In 2002, the areal extent of the ice fields had decreased by about 80%, but in 2021, it had decreased by 91.4%, so about half of the remaining ice fields had disappeared in about two decades.
Himalayan Glaciers
The IPCC-AR4 WG1 and WG2 reports made two conflicting claims about the disappearing of Himalayan glaciers. WG2 made the claim that 80% of Himalayan glacier area would likely disappear by 2035. This was a mistake. The proper analysis was found in WG1 chapter 4, which covered valid science on glaciers without the error from WG2. In fact, the one of the authors of WG1 chapter 4 (Georg Kaser) discovered the error. RealClimate reports on this that "The problem is that a WG2 chapter, instead of relying on the proper IPCC projections from their WG1 colleagues, cited an unreliable outside source in one place. Fixing this error involves deleting two sentences on page 493 of the WG2 report."
This second "failed prediction" is in my mind questionable as a failed prediction. It's definitely a mistake that needed correcting, but the correction was admitted and fixed long before 2035. But it was a mistake written as a prediction that was published in a peer-reviewed publication. So, in the spirit of generosity to contrarians, I'm deciding to include it, but I'm not going to give a full post to it. Mistakes and errors do occur, and they should be quickly corrected, but this doesn't seem to be as significant an error as Wadhams' or Thompson's predictions.
Significance
These three failed predictions are the only three failed predictions I have been able to find that 1) are made by mainstream climate scientists, 2) are published in the peer-reviewed literature, and 3) have demonstrably failed (or were corrected before failure). I know of no other predictions that meet these criteria. If someone alerts me to others, I'll be sure to acknowledge them. But it seems to be that this is actually a pretty good track record for climate science, especially given the contrarian rhetoric that all predictions of climate science failed (followed by a bunch of examples examples of sloppy reporting and/or misrepresentations of the scientific literature).

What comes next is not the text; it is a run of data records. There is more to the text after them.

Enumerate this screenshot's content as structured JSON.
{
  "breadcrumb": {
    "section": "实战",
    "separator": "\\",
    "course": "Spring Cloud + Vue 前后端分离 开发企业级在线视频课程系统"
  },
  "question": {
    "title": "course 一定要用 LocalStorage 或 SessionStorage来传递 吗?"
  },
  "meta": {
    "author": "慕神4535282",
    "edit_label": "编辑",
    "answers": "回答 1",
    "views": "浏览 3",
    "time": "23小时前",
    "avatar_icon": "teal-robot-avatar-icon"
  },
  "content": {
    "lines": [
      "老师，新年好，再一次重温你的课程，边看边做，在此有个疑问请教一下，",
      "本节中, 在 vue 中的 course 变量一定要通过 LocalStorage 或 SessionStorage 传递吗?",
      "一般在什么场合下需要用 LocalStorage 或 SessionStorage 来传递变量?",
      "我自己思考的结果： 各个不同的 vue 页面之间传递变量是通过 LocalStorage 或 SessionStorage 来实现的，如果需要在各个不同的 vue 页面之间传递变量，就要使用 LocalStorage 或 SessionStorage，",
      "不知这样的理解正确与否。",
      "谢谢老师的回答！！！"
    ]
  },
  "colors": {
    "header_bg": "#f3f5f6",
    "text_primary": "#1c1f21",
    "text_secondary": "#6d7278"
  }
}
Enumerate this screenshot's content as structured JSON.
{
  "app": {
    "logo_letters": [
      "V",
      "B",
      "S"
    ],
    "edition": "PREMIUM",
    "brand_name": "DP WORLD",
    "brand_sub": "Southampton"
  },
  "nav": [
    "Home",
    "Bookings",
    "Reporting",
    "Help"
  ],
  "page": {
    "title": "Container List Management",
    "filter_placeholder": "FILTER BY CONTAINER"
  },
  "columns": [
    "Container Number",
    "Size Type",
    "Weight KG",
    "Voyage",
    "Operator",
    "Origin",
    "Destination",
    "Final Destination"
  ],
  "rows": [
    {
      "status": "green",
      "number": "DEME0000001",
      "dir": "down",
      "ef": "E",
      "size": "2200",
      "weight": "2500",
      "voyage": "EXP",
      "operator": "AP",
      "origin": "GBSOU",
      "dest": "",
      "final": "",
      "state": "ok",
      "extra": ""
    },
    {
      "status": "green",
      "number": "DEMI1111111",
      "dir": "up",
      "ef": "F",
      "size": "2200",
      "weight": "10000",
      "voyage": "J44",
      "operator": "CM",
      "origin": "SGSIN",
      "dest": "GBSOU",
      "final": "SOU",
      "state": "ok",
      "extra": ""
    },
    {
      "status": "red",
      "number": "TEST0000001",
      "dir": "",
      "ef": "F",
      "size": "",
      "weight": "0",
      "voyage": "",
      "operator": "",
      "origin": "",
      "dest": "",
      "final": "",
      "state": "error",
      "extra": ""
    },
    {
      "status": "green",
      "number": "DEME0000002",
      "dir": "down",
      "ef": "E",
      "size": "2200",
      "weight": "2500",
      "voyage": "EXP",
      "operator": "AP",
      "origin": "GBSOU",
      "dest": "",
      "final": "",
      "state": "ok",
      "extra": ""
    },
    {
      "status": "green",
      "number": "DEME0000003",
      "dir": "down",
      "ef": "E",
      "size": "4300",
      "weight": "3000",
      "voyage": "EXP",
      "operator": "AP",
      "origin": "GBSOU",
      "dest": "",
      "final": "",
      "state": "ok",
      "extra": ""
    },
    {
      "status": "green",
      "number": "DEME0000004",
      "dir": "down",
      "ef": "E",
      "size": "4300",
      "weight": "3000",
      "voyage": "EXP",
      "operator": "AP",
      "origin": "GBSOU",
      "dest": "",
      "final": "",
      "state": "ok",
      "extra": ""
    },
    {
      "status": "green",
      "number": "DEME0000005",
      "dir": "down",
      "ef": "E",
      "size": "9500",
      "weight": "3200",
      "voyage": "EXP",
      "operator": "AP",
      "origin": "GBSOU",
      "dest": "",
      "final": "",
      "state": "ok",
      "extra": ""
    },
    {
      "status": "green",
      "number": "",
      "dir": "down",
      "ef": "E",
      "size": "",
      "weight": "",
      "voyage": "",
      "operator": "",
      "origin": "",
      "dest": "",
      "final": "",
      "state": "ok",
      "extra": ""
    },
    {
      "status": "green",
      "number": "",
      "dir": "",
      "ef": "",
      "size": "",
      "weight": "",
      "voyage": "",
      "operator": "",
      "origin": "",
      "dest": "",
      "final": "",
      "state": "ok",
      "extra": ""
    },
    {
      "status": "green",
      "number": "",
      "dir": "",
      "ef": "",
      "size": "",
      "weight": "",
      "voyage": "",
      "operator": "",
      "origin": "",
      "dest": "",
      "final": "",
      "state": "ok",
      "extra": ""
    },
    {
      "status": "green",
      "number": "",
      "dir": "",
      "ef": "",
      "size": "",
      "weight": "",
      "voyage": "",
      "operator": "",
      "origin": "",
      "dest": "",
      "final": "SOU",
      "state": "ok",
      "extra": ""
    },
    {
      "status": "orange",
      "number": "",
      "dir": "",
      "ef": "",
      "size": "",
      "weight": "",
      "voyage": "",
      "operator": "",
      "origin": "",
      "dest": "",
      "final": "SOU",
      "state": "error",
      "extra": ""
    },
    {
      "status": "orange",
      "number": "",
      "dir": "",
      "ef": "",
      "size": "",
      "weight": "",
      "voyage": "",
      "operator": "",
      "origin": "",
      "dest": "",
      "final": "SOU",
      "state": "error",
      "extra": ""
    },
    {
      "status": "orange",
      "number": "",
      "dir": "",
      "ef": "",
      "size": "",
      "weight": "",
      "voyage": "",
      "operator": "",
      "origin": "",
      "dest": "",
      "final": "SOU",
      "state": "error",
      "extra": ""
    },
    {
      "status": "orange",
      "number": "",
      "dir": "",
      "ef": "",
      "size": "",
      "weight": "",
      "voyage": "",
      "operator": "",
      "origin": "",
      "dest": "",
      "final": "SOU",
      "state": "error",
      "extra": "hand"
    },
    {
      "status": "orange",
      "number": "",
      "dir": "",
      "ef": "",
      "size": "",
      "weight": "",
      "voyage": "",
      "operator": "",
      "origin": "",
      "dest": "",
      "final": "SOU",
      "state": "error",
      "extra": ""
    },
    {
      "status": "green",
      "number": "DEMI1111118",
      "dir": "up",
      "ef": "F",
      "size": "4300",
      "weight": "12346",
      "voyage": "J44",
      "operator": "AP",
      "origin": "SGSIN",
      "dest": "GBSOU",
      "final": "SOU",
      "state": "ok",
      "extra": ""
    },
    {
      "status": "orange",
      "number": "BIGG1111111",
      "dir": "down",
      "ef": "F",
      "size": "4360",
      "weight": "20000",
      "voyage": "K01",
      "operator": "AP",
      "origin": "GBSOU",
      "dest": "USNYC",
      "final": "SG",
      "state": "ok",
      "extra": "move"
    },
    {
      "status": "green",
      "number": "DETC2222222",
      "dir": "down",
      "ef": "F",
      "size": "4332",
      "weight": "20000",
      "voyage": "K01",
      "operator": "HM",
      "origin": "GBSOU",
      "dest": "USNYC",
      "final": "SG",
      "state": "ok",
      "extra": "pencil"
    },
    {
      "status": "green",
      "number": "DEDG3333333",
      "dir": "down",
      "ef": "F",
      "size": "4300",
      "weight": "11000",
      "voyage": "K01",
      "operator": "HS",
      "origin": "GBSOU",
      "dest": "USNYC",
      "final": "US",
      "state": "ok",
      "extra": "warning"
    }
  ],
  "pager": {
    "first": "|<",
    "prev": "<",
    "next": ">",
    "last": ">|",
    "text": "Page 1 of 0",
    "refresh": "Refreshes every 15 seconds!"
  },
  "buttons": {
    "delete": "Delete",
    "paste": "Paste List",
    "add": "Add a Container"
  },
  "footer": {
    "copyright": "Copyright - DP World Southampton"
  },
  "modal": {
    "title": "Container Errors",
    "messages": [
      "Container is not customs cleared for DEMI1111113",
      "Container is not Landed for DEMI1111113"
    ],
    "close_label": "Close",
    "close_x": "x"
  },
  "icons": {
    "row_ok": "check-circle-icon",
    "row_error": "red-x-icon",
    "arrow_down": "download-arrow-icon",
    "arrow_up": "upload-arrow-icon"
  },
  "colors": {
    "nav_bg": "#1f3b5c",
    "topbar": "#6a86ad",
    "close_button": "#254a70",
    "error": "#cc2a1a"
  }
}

If climate science is operating properly, we'd expect about 5% of all predictions made with a 95% confidence level to fail. That is, we'd expect about 19 of 20 to come about as expected. I don't know how many scientific predictions have been made in the scientific literature, and I'm not going to try to research a total number. But I strongly suspect there have been more than 60 of these predictions published. If only 3 failed, then climate science is doing just fine. I think more importantly, none of these 3 failed predictions challenge any of the major conclusions of climate science or significantly alter our understanding of the physics of climate change. At best, these are lessons that we need to be reminded that short-term trends sometimes don't continue; sometimes climatological conditions don't persist linearly.